In the previous week ending Dec. 28, oil prices went down slightly. WTI decreased 0.57 percent, and Brent crude decreased 3.01 percent. At the end of the week, WTI settled at 45.33 U.S. dollars a barrel, while Brent crude closed at 52.20 dollars a barrel.
On Monday, the last day of 2018, oil prices advanced amid positive signs of global trade prospects. WTI gained 0.08 dollar to settle at 45.41 dollars a barrel, while Brent crude increased 0.59 dollar to close at 53.80 dollars a barrel.
Both oil benchmarks were down more than a third during the fourth quarter of 2018, the steepest decline since the fourth quarter of 2014.
For the year, U.S. crude has lost almost 25 percent, while Brent crude has lost nearly 20 percent.
On Wednesday, oil prices rallied amid signs that major oil producers have been cutting back on output. WTI gained 1.13 dollars to settle at 46.54 dollars a barrel, while Brent crude increased 1.11 dollars to close at 54.91 dollars a barrel.
At a meeting in December, the Organization of the Petroleum Exporting Countries (OPEC) and some other major oil producers, including Russia, pledged to cut production by 1.2 million barrels per day, effective from January 2019.
On Thursday, oil prices climbed in choppy trading after separate surveys indicated crude output in major oil producers declined. WTI gained 0.55 dollar to settle at 47.09 dollars a barrel, while Brent crude increased 1.04 dollars to close at 55.95 dollars a barrel.
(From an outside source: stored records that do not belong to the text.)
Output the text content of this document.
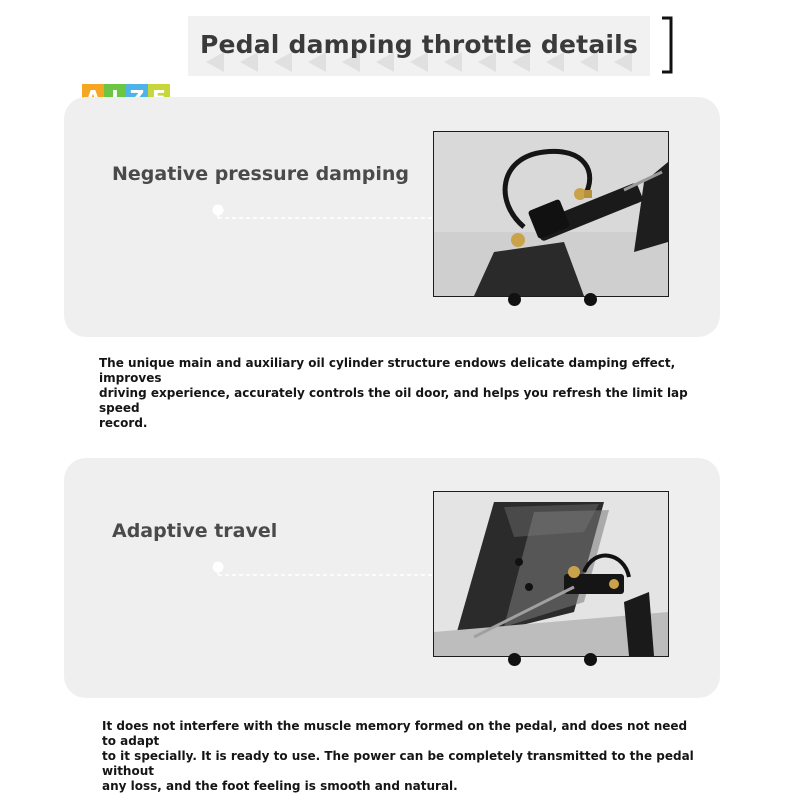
Pedal damping throttle details
Negative pressure damping
The unique main and auxiliary oil cylinder structure endows delicate damping effect, improves
driving experience, accurately controls the oil door, and helps you refresh the limit lap speed
record.
Adaptive travel
It does not interfere with the muscle memory formed on the pedal, and does not need to adapt
to it specially. It is ready to use. The power can be completely transmitted to the pedal without
any loss, and the foot feeling is smooth and natural.
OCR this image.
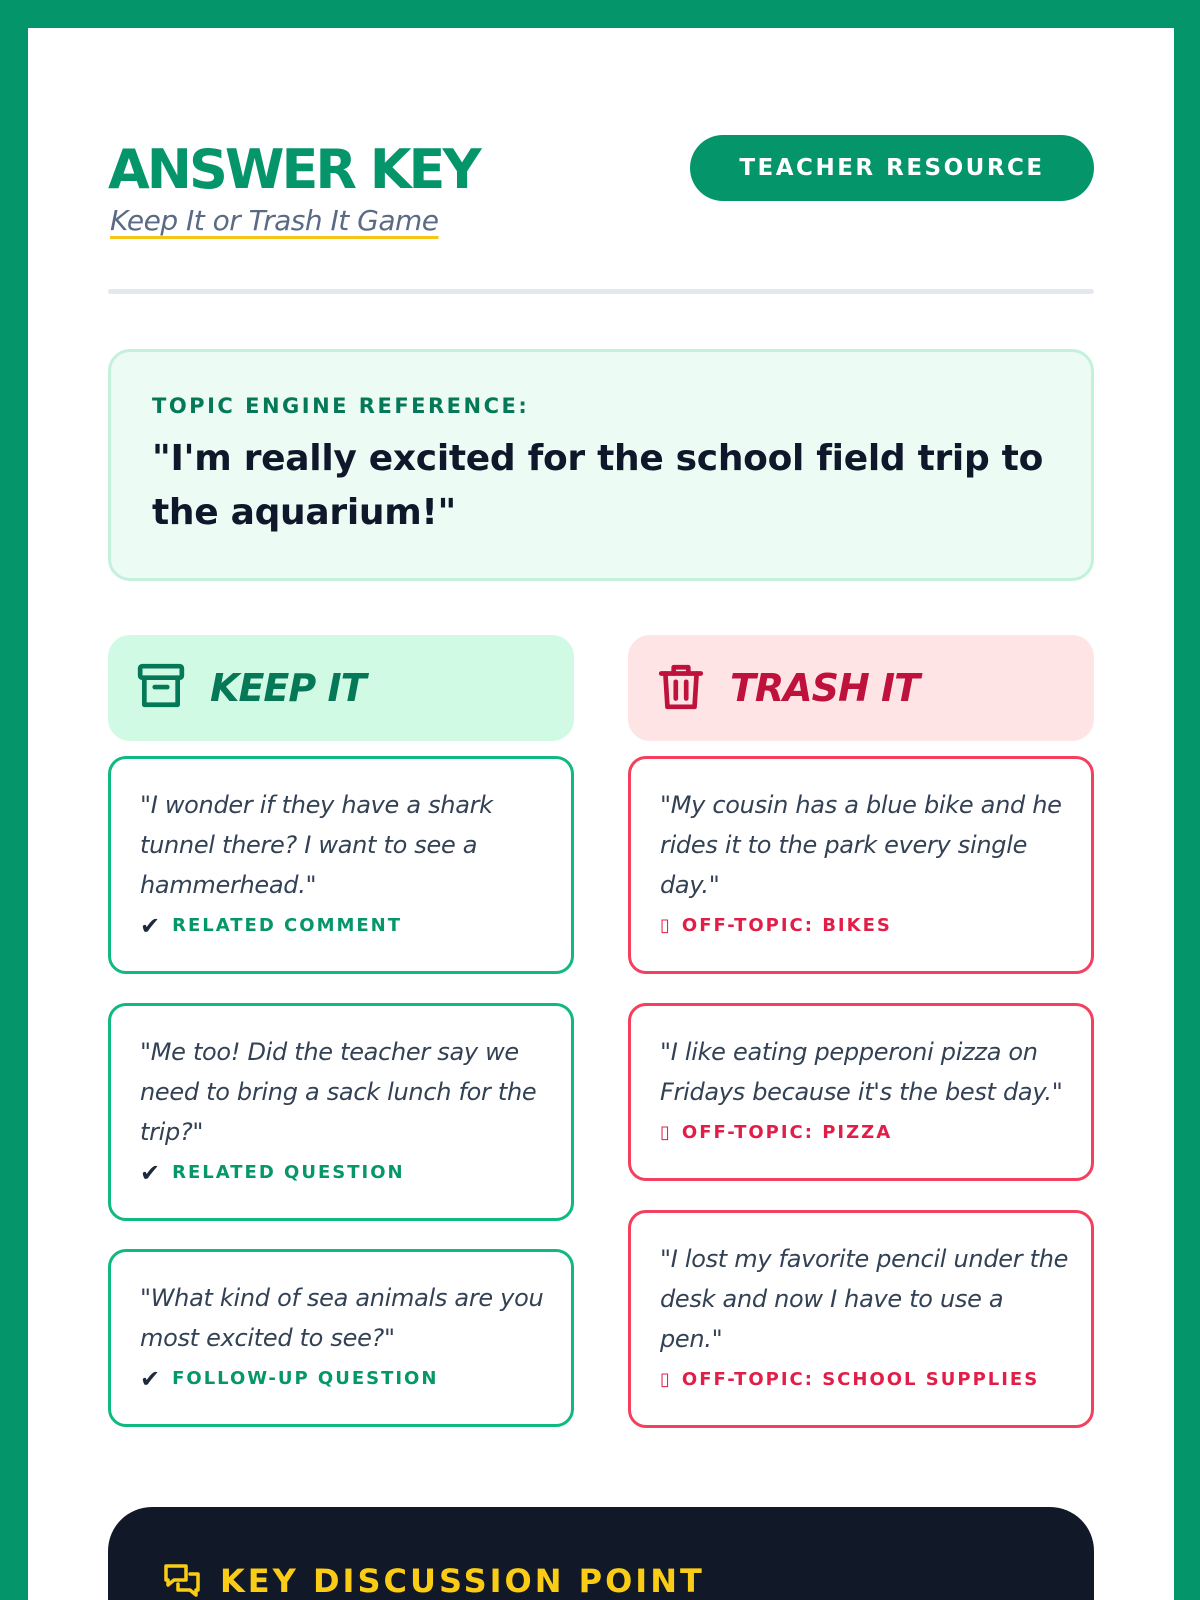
ANSWER KEY
Keep It or Trash It Game
TEACHER RESOURCE
TOPIC ENGINE REFERENCE:
"I'm really excited for the school field trip to the aquarium!"
KEEP IT	TRASH IT
"I wonder if they have a shark tunnel there? I want to see a hammerhead."
✔ RELATED COMMENT
"Me too! Did the teacher say we need to bring a sack lunch for the trip?"
✔ RELATED QUESTION
"What kind of sea animals are you most excited to see?"
✔ FOLLOW-UP QUESTION
"My cousin has a blue bike and he rides it to the park every single day."
▯ OFF-TOPIC: BIKES
"I like eating pepperoni pizza on Fridays because it's the best day."
▯ OFF-TOPIC: PIZZA
"I lost my favorite pencil under the desk and now I have to use a pen."
▯ OFF-TOPIC: SCHOOL SUPPLIES
KEY DISCUSSION POINT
On Friday, oil prices rallied as the number of active U.S. rigs drilling for oil declined after two straight weeks of gains. WTI gained 0.87 dollar to settle at 47.96 dollars a barrel, while Brent crude increased 1.11 dollars to close at 57.06 dollars a barrel.
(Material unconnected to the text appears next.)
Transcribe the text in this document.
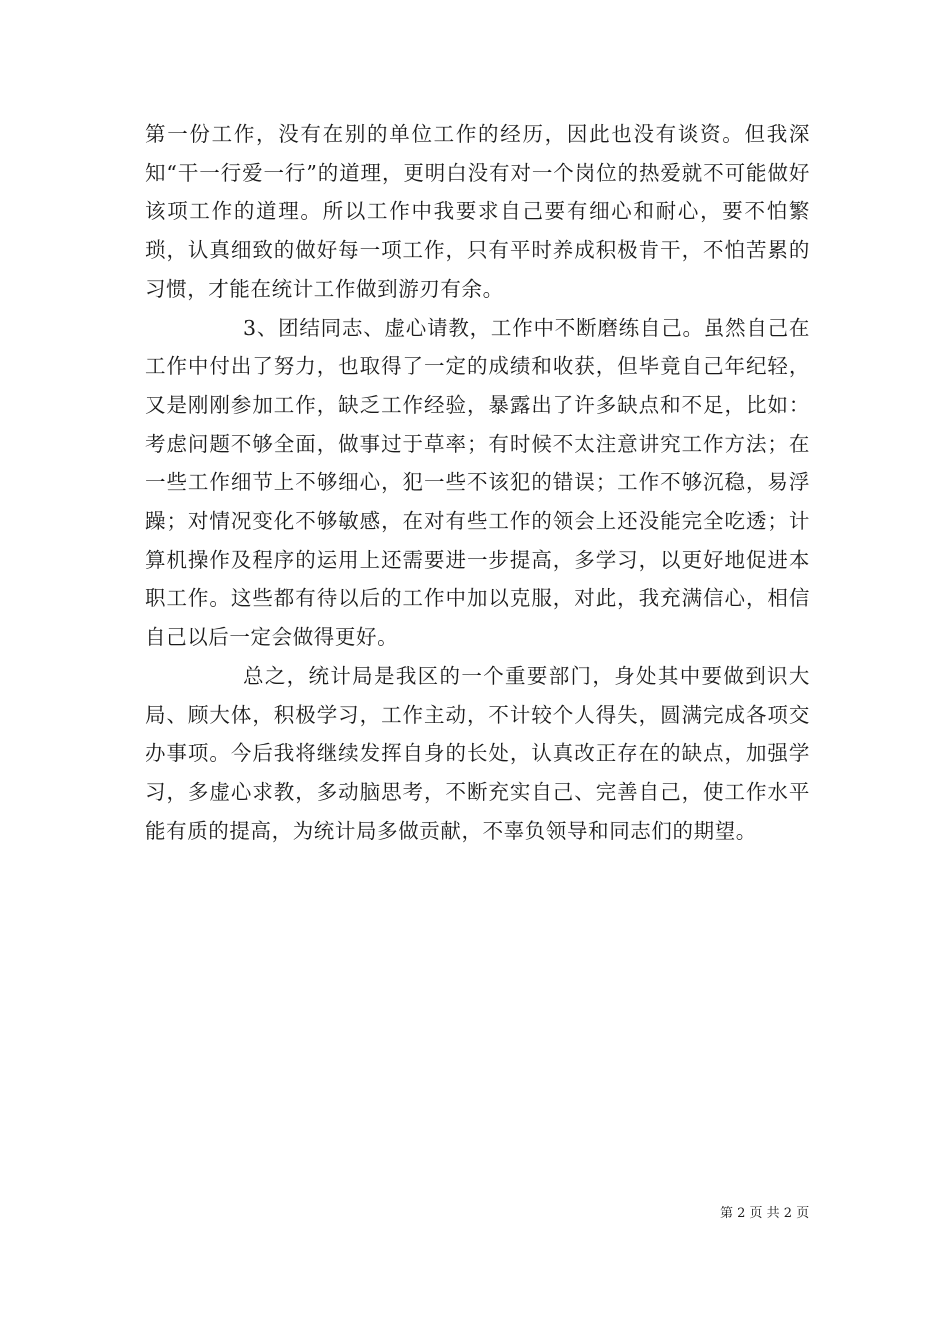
第一份工作，没有在别的单位工作的经历，因此也没有谈资。但我深知“干一行爱一行”的道理，更明白没有对一个岗位的热爱就不可能做好该项工作的道理。所以工作中我要求自己要有细心和耐心，要不怕繁琐，认真细致的做好每一项工作，只有平时养成积极肯干，不怕苦累的习惯，才能在统计工作做到游刃有余。

3、团结同志、虚心请教，工作中不断磨练自己。虽然自己在工作中付出了努力，也取得了一定的成绩和收获，但毕竟自己年纪轻，又是刚刚参加工作，缺乏工作经验，暴露出了许多缺点和不足，比如：考虑问题不够全面，做事过于草率；有时候不太注意讲究工作方法；在一些工作细节上不够细心，犯一些不该犯的错误；工作不够沉稳，易浮躁；对情况变化不够敏感，在对有些工作的领会上还没能完全吃透；计算机操作及程序的运用上还需要进一步提高，多学习，以更好地促进本职工作。这些都有待以后的工作中加以克服，对此，我充满信心，相信自己以后一定会做得更好。

总之，统计局是我区的一个重要部门，身处其中要做到识大局、顾大体，积极学习，工作主动，不计较个人得失，圆满完成各项交办事项。今后我将继续发挥自身的长处，认真改正存在的缺点，加强学习，多虚心求教，多动脑思考，不断充实自己、完善自己，使工作水平能有质的提高，为统计局多做贡献，不辜负领导和同志们的期望。

第 2 页 共 2 页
The number of active drilling rigs in the United States decreased by eight to 1,075 during the week ending Jan. 4. And the number of rigs operating in U.S. oil fields decreased by eight to a total of 877.
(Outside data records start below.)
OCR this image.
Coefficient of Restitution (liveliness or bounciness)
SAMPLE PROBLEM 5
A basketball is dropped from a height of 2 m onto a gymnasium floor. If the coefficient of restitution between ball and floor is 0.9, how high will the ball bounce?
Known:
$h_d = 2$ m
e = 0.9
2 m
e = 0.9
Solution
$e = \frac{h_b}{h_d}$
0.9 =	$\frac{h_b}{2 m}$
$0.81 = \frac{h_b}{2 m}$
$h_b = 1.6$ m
U.S. crude oil inventories remained virtually unchanged in the week ending Dec. 28. At 441.4 million barrels, U.S. crude oil inventories were about 8 percent above the five-year average for this time of year, the U.S. Energy Information Administration (EIA) said in a report on Friday.
EIA also reported that U.S. crude oil refinery inputs averaged 17.8 million barrels per day in the week, which was 410,000 barrels per day more than the previous week's average.
Looking back on the year of 2018, the prices for both crude oil benchmarks finished the year lower than they began it. Brent crude oil ended the year at 54 U.S. dollars per barrel, 13 dollars per barrel lower than it began the year. WTI ended the year at 45 dollars per barrel, 15 dollars per barrel lower than it began the year.
In the meantime, the market will wait to see the impacts of the daily 1.2-million-barrel supply cut deal between OPEC and its allies.